Interestingly, while ΔCT Env, unlike WT Env, was still mobile at viral assembly sites, its mobility at those sites was reduced compared to its mobility elsewhere in the membrane. Also, the restriction of ΔCT Env mobility at assembly sites was dependent on Gag being able to multimerize. This finding is consistent with the hypothesis, recently put forward by Lucas et al., that the local accumulation of retroviral Gag creates a membrane environment that restricts Env glycoprotein mobility, perhaps facilitating Env incorporation into nascent particles (32
). In that report, the authors measured how murine leukemia virus (MLV) and HIV-1 Gag competed for the acquisition of limited amounts of MLV Env. They documented that MLV Gag outcompeted HIV-1 Gag but, also, that the differences in incorporation decreased drastically if MLV Env was expressed without its cytoplasmic tail. Lucas et al. concluded that there are at least two mechanisms that allow for Env recruitment, a specific mechanism (which depends on Env's cytoplasmic domain) and a generic, tail-independent mechanism. Our FRAP data provide further support for the existence of such a generic mechanism, as they document that ΔCT Env mobility is restricted at sites of assembly. Together with the previously mentioned reports (33
), our data document that Gag multimerization, besides being obviously critical for particle morphogenesis, also adjusts the immediate membrane milieu, e.g., for the capturing of Env.

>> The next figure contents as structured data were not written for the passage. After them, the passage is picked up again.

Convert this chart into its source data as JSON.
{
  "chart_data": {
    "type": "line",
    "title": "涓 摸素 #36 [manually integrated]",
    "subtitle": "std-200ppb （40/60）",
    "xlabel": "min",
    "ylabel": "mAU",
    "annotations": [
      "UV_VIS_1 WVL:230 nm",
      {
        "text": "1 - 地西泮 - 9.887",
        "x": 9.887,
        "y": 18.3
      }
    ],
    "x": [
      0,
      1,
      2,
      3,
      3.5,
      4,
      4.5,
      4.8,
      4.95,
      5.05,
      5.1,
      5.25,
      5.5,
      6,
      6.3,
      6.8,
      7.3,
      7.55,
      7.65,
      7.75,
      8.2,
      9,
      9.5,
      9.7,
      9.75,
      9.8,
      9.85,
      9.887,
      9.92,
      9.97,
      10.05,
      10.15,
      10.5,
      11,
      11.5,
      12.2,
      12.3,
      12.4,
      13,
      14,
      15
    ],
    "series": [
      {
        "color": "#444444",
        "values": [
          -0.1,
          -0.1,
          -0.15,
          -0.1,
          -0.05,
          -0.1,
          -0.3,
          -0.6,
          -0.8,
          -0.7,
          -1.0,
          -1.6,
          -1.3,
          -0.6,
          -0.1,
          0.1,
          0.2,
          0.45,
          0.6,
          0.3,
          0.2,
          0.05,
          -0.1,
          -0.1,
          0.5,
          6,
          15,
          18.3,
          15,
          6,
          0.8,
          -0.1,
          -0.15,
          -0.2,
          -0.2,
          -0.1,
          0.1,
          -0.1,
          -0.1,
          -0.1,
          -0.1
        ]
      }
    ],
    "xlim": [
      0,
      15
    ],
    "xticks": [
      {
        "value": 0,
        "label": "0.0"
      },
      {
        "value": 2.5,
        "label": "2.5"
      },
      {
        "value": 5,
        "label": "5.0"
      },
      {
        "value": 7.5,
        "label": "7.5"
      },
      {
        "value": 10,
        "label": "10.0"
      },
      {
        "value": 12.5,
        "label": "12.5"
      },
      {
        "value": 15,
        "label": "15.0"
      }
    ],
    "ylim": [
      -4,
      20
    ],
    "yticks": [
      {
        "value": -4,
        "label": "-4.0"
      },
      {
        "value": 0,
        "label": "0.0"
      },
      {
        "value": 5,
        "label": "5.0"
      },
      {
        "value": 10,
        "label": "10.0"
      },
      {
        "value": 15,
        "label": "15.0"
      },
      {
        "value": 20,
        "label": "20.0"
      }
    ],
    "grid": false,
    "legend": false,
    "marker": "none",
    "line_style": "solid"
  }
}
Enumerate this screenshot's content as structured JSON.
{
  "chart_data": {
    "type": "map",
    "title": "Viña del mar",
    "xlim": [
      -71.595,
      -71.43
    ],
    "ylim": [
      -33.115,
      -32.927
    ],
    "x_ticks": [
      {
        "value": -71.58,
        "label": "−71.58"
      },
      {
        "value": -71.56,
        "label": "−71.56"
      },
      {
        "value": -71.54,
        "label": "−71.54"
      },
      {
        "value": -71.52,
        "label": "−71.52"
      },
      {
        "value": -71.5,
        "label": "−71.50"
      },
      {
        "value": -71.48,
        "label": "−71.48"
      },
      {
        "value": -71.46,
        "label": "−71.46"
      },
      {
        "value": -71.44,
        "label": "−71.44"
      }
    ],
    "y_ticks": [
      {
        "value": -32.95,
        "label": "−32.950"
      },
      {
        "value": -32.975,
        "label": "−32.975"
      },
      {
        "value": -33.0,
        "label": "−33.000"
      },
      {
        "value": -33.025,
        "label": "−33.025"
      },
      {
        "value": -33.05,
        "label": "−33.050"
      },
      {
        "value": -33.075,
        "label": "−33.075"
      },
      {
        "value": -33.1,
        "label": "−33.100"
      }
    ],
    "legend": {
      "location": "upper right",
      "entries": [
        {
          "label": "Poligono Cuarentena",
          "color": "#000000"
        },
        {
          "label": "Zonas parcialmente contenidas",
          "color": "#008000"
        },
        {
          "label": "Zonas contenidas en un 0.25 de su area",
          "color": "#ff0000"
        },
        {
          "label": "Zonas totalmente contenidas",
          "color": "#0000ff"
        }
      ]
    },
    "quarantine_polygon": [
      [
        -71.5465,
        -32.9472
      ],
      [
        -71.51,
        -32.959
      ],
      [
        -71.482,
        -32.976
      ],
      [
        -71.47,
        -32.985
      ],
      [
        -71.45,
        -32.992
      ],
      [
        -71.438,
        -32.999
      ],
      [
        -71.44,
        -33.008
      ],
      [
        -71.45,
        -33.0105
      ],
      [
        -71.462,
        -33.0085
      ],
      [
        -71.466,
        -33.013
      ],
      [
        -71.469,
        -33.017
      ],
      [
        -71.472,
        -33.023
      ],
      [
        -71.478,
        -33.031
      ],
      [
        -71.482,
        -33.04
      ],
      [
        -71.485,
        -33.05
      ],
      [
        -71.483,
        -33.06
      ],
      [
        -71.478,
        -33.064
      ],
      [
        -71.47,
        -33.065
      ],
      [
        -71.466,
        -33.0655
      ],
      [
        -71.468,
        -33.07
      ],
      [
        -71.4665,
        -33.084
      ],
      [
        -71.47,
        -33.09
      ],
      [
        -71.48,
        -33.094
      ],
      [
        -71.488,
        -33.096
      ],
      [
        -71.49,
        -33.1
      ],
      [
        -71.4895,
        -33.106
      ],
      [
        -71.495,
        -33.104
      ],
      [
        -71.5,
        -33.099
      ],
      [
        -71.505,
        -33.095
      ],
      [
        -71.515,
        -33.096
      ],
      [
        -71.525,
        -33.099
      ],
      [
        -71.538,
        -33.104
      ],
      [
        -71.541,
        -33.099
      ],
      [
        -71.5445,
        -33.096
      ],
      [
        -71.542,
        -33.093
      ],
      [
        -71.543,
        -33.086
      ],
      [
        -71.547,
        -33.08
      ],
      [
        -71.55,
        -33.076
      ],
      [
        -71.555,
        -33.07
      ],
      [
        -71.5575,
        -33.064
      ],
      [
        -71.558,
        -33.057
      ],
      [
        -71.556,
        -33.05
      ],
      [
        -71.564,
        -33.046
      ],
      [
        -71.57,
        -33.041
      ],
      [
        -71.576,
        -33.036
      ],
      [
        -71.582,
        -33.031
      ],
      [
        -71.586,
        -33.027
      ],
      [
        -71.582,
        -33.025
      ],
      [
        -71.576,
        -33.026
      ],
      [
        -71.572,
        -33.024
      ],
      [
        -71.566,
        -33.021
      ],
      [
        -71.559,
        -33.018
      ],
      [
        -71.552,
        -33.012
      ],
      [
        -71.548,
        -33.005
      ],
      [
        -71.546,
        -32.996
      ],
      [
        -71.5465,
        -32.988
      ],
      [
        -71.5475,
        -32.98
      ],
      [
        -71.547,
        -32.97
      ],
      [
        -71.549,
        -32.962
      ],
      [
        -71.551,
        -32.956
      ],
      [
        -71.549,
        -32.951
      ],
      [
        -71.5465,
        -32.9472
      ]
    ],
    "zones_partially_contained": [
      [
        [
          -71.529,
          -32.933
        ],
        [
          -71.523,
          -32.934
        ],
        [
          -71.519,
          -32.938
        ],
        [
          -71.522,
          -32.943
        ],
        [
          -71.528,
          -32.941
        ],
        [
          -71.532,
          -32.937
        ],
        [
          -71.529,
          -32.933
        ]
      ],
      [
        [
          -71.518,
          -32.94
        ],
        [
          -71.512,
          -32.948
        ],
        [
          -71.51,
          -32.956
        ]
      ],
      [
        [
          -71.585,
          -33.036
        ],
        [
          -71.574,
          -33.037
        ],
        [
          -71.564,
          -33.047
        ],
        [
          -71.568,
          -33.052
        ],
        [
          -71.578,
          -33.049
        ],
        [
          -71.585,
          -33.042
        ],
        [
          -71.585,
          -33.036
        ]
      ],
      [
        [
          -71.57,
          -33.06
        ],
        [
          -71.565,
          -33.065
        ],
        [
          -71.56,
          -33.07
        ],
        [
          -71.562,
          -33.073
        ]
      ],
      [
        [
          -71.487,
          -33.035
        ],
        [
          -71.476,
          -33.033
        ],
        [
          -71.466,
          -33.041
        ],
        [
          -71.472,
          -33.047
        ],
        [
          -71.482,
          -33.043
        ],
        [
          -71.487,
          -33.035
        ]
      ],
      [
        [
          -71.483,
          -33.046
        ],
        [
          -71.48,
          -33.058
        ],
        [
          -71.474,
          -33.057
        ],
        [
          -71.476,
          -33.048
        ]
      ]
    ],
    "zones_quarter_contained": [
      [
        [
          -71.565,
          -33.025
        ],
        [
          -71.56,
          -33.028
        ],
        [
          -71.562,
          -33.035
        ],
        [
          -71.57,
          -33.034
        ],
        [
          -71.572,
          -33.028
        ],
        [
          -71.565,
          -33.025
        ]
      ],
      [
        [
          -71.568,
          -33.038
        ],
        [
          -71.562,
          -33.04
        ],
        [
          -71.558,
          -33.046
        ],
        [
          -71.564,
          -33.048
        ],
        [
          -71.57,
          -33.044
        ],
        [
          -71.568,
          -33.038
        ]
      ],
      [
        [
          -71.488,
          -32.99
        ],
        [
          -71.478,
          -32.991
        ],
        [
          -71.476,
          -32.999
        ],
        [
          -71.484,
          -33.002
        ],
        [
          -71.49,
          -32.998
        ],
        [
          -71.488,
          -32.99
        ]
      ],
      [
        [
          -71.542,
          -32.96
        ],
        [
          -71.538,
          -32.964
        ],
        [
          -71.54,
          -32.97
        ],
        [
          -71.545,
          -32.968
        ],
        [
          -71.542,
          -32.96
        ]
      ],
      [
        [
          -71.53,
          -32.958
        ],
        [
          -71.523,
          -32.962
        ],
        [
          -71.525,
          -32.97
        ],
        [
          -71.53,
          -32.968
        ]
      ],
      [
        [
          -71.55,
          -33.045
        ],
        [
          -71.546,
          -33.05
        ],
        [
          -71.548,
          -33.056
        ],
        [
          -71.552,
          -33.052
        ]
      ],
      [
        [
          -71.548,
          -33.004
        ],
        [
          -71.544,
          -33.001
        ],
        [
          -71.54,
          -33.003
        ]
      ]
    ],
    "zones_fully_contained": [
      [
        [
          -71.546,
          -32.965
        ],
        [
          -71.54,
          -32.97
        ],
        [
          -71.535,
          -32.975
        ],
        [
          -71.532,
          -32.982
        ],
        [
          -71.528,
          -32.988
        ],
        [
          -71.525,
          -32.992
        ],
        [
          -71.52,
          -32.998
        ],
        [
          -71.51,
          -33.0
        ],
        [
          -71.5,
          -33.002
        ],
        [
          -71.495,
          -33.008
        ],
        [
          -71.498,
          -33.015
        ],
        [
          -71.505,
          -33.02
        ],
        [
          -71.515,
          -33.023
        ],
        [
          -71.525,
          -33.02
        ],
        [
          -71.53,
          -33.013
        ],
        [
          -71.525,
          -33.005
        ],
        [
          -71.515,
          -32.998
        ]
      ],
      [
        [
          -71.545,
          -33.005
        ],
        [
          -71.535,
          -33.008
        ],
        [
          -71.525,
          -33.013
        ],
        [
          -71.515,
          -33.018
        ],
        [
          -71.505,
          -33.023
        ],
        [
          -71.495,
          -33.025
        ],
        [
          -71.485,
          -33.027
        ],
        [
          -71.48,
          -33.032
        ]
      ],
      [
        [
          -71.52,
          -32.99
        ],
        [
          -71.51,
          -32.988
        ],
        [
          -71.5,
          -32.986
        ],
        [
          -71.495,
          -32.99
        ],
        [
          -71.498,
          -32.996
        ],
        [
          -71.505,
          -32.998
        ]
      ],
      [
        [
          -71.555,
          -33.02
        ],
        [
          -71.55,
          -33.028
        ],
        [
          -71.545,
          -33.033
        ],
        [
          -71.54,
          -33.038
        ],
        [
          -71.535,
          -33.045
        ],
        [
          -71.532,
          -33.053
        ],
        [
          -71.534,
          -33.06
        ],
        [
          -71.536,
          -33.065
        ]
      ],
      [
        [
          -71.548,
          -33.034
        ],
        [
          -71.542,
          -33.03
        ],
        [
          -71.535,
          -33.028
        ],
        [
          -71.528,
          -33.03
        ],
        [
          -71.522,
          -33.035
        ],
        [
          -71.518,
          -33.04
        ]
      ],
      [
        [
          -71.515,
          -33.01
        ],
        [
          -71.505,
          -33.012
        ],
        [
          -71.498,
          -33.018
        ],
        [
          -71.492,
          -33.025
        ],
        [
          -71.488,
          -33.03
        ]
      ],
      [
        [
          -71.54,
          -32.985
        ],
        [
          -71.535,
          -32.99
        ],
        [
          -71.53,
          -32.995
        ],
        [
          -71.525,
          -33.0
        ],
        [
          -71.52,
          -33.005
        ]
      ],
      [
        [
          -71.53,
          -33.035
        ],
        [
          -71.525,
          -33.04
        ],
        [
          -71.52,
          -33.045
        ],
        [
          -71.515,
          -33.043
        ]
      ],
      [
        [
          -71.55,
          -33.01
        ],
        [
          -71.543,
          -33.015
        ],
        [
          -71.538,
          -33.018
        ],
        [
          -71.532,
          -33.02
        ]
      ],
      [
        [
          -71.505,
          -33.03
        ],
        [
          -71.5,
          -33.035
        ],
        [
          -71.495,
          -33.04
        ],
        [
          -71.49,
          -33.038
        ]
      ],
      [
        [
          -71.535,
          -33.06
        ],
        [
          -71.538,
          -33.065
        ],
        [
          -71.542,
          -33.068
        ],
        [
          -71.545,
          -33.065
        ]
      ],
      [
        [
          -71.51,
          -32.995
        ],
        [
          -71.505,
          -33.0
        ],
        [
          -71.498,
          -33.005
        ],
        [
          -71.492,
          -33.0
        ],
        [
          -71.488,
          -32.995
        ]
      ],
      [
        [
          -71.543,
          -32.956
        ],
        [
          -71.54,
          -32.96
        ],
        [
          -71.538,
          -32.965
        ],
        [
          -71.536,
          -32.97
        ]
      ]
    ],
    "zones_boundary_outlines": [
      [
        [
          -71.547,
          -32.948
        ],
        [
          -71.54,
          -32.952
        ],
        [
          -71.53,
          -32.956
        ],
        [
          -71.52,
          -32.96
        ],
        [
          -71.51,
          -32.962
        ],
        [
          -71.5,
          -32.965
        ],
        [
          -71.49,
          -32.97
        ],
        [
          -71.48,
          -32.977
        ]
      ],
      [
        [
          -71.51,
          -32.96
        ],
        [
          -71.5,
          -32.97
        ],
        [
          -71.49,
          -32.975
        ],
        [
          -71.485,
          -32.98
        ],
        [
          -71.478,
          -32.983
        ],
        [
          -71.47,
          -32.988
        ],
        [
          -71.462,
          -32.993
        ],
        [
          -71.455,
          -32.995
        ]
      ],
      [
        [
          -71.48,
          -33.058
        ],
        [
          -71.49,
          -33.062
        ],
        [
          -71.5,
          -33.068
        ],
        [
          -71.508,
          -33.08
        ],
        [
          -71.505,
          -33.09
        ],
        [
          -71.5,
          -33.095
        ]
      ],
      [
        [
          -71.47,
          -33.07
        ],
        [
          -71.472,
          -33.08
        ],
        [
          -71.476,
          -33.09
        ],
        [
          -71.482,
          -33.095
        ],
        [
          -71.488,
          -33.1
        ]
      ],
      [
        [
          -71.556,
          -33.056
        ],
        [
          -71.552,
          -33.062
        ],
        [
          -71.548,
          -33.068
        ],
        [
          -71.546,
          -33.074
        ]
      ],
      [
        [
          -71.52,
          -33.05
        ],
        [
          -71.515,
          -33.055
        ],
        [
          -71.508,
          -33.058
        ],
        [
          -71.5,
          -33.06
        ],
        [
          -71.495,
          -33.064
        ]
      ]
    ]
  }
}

In summary, we have used superresolution microscopy in combination with live-cell analyses to define the clustering and dynamics of Env in the plasma membrane. Our results reveal nanoscale differences in Env clustering that correlate with Env's fusion activity. Regulation of this activity is critical: a substantial amount of Env at the plasma membrane does not get incorporated into particles (53
; also data not shown). While Env situated adjacent to budding sites has been hypothesized to promote the formation and maintenance of the virological synapse (VS) (53
), if unhindered by Gag, host cell proteins, and/or restrictions imposed by the topology of membrane areas where Env is situated, Env would likely trigger the fusion of producer and target cells, thus leading to the formation of syncytia. Some syncytium formation may be tolerable or (under certain circumstances) even beneficial for virus spread, as evidenced by in vitro
analyses, as well as a recent study of the migration of infected cells in lymph nodes of humanized mice (13
). The latter study, however, also documented that only a small subset of infected lymphocytes fused to form syncytia, suggesting that the virus evolved mechanisms that allow it to prevent excessive formation of these multinucleated entities.